- 1 cup (2 sticks) unsalted butter, soft
- 1 1/3 cups Imperial Sugar Extra Fine Granulated Sugar
- 2 large eggs
- 2 teaspoons vanilla extract
- 2 3/4 cups all-purpose flour*
- 1 teaspoon baking soda
- 2 teaspoons cinnamon
- 1/4 teaspoon nutmeg
- 1/2 teaspoon salt
- 1/2 cup cold coffee
- 3 apples, Golden Delicious or Granny Smith
- 1 cup raisins
- 1 cup chopped pecans or walnuts
- Imperial Sugar Confectioners Powdered Sugar
*Spoon & Sweep method: Use a spoon to fill measuring cup with flour until required amount is obtained. Scooping measuring cup directly into flour bag will firmly pack flour resulting in too much flour required for recipe.
- Preheat oven to 375°F.
- Line a 9 x 13 inch cookie sheet with parchment paper or butter and flour pan. Set aside.

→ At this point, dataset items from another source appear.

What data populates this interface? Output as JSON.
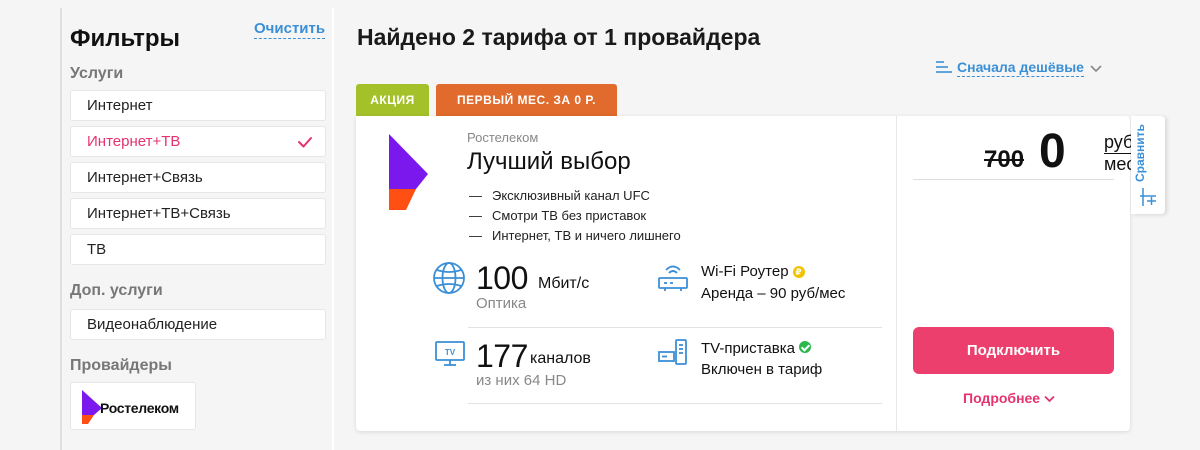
{
  "sidebar": {
    "title": "Фильтры",
    "clear_label": "Очистить",
    "services_label": "Услуги",
    "services": [
      {
        "label": "Интернет",
        "active": false
      },
      {
        "label": "Интернет+ТВ",
        "active": true
      },
      {
        "label": "Интернет+Связь",
        "active": false
      },
      {
        "label": "Интернет+ТВ+Связь",
        "active": false
      },
      {
        "label": "ТВ",
        "active": false
      }
    ],
    "extra_label": "Доп. услуги",
    "extra_services": [
      {
        "label": "Видеонаблюдение",
        "active": false
      }
    ],
    "providers_label": "Провайдеры",
    "providers": [
      {
        "name": "Ростелеком"
      }
    ]
  },
  "main": {
    "results_title": "Найдено 2 тарифа от 1 провайдера",
    "sort_label": "Сначала дешёвые"
  },
  "tariff": {
    "badges": {
      "promo": "АКЦИЯ",
      "first_month": "ПЕРВЫЙ МЕС. ЗА 0 Р."
    },
    "provider": "Ростелеком",
    "name": "Лучший выбор",
    "features": [
      "Эксклюзивный канал UFC",
      "Смотри ТВ без приставок",
      "Интернет, ТВ и ничего лишнего"
    ],
    "speed": {
      "value": "100",
      "unit": "Мбит/с",
      "type": "Оптика"
    },
    "router": {
      "title": "Wi-Fi Роутер",
      "detail": "Аренда – 90 руб/мес",
      "badge": "₽"
    },
    "channels": {
      "value": "177",
      "unit": "каналов",
      "detail": "из них 64 HD"
    },
    "tvbox": {
      "title": "TV-приставка",
      "detail": "Включен в тариф"
    },
    "price": {
      "old": "700",
      "current": "0",
      "unit_top": "руб",
      "unit_bottom": "мес"
    },
    "connect_label": "Подключить",
    "more_label": "Подробнее",
    "compare_label": "Сравнить"
  },
  "colors": {
    "brand_purple": "#7b18ee",
    "brand_orange": "#ff4f12",
    "accent_pink": "#ed3f6d",
    "link_blue": "#3b8fd6",
    "promo_green": "#a4c12a",
    "promo_orange": "#e06b2c"
  },
  "icons": [
    "check-icon",
    "sort-lines-icon",
    "chevron-down-icon",
    "globe-icon",
    "router-icon",
    "tv-icon",
    "tv-box-icon",
    "coin-icon",
    "ok-check-icon",
    "compare-icon",
    "rostelecom-logo"
  ]
}
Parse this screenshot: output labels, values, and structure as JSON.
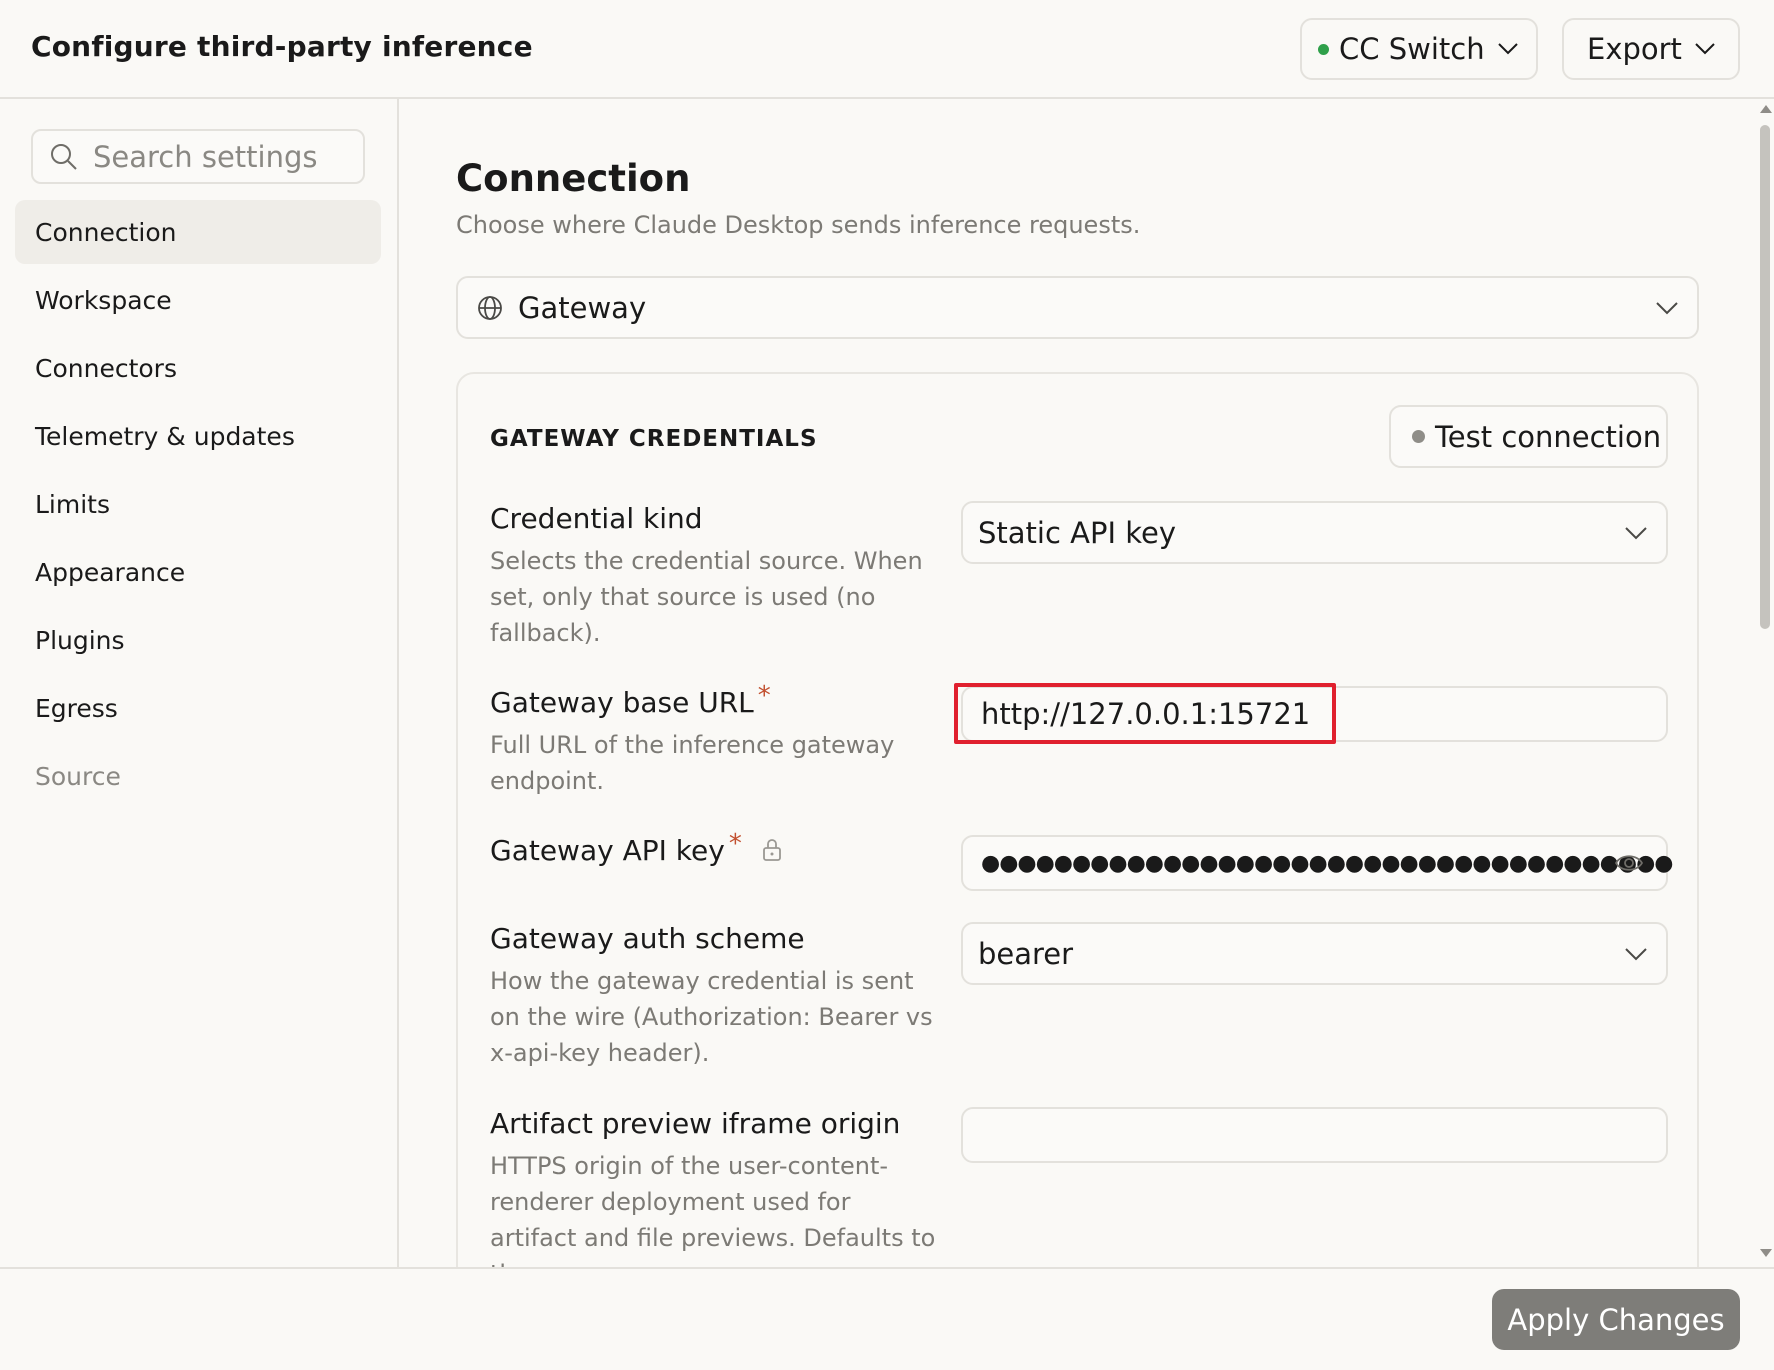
{
  "header": {
    "title": "Configure third-party inference",
    "profile_button": {
      "label": "CC Switch",
      "status_color": "#2fa04a"
    },
    "export_button": {
      "label": "Export"
    }
  },
  "sidebar": {
    "search": {
      "placeholder": "Search settings",
      "value": ""
    },
    "items": [
      {
        "label": "Connection",
        "active": true
      },
      {
        "label": "Workspace",
        "active": false
      },
      {
        "label": "Connectors",
        "active": false
      },
      {
        "label": "Telemetry & updates",
        "active": false
      },
      {
        "label": "Limits",
        "active": false
      },
      {
        "label": "Appearance",
        "active": false
      },
      {
        "label": "Plugins",
        "active": false
      },
      {
        "label": "Egress",
        "active": false
      },
      {
        "label": "Source",
        "active": false
      }
    ]
  },
  "main": {
    "title": "Connection",
    "subtitle": "Choose where Claude Desktop sends inference requests.",
    "mode_select": {
      "value": "Gateway",
      "icon": "globe-icon"
    },
    "card": {
      "heading": "GATEWAY CREDENTIALS",
      "test_button": {
        "label": "Test connection",
        "status_color": "#8f8d88"
      },
      "fields": {
        "credential_kind": {
          "label": "Credential kind",
          "description": "Selects the credential source. When set, only that source is used (no fallback).",
          "value": "Static API key"
        },
        "base_url": {
          "label": "Gateway base URL",
          "required_mark": "*",
          "description": "Full URL of the inference gateway endpoint.",
          "value": "http://127.0.0.1:15721"
        },
        "api_key": {
          "label": "Gateway API key",
          "required_mark": "*",
          "masked_value": "●●●●●●●●●●●●●●●●●●●●●●●●●●●●●●●●●●●●●●"
        },
        "auth_scheme": {
          "label": "Gateway auth scheme",
          "description": "How the gateway credential is sent on the wire (Authorization: Bearer vs x-api-key header).",
          "value": "bearer"
        },
        "artifact_origin": {
          "label": "Artifact preview iframe origin",
          "description": "HTTPS origin of the user-content-renderer deployment used for artifact and file previews. Defaults to the",
          "value": ""
        }
      }
    }
  },
  "footer": {
    "apply_button": {
      "label": "Apply Changes"
    }
  },
  "colors": {
    "background": "#faf9f6",
    "border": "#e3e1dc",
    "muted_text": "#7c7a75",
    "required": "#c2502f",
    "highlight": "#e0202e",
    "apply_button": "#7e7d79"
  }
}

- In a mixing bowl mix butter until light and fluffy. Add sugar and continue mixing until creamy. Add eggs one at a time and scraping bowl in between additions. Add vanilla.
- Sift together flour, baking soda, cinnamon, nutmeg and salt. Add a third of dry ingredients to butter mixture and combine. Add half of coffee and combine well. Repeat with flour then remaining coffee and remaining flour mixture.
- Grate apples and add with raisins and pecans into batter. Spread cake batter into prepared pan and place in oven.
- Bake for approximately 30 to 35 minutes or until center bounces back when lightly pressed.
- Sprinkle with confectioners sugar. Serve warm or cold.